Ken Segall, former Apple creative director, advertising veteran, and one-time ally of Steve Jobs, is worried that Apple is losing some of its personality under CEO Tim Cook.
Segall, who was responsible for some of Apple’s definitive campaigns such as “Think Different” as well as the name iMac, reveals how Steve Jobs was obsessed with creating an aura that made people “lust” for his products in a new interview with The Telegraph.
Segall believes that this feeling has been waining under Tim Cook’s leadership over the past several years. He believes that Apple’s failure to take advantage of customer loyalty through “emotional marketing campaigns” will soon become an issue for the Cupertino company as it readies itself for a cooling market.
“These days, Apple does a different campaign for a different phone which I always thought was a lost opportunity,” says Segall. “They should be building a personality for the phone, a thing that people might want to be part of because it rises above the features of the moment.
“That is the challenge, when you are in a more mature category and the feature differences are significantly less, how do you advertise something like that?
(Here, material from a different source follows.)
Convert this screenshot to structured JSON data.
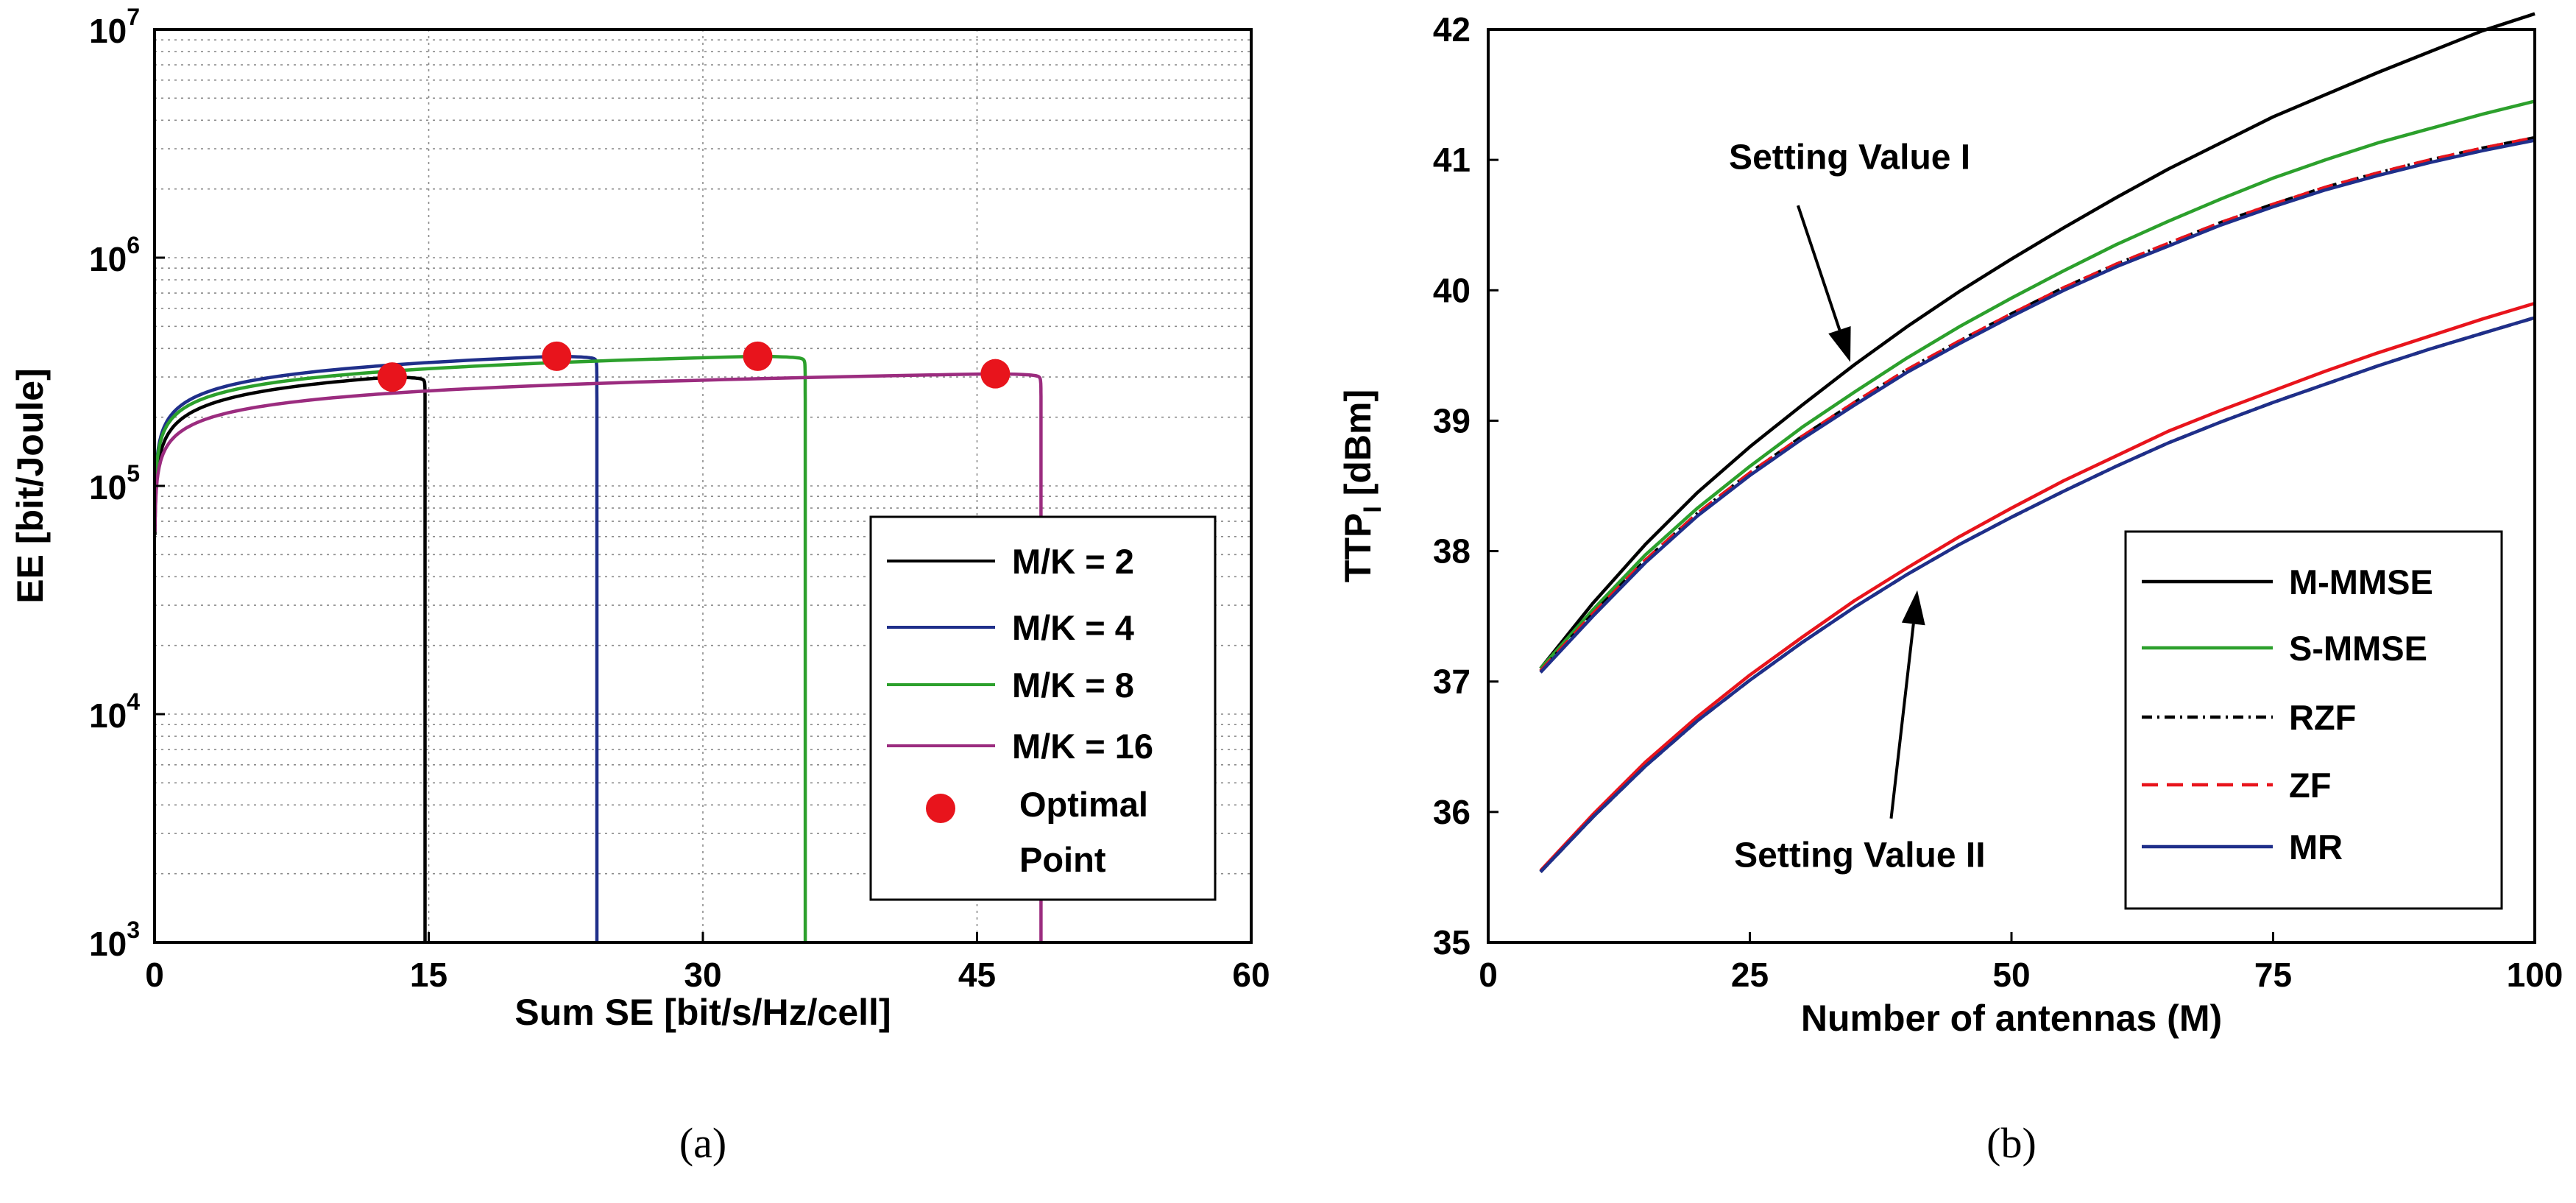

That is where the skill of the marketer comes into play,” continues Segall.
Segall suggests that Apple’s current CEO might be playing it safe in terms of marketing strategy. “Tim Cook goes by recommendation of the people around him,” he said, adding that those people were “a little vanilla.” Segall continued: “In a big company environment people tend to get safer … In the old days, Apple used to do things that get a lot of attention.”
Segall mentions that Apple’s loyal iPhone following might begin to “think twice” about purchasing the next model. Apple has recently focused its marketing campaigns on single features, such as the “Shot on iPhone” series.
“They should be building a personality for the phone,” he said, “a thing that people might want to be part of because it rises above the features of the moment.” Segall believes this would help Apple rise above the competition at a time when smartphone sales are slowing.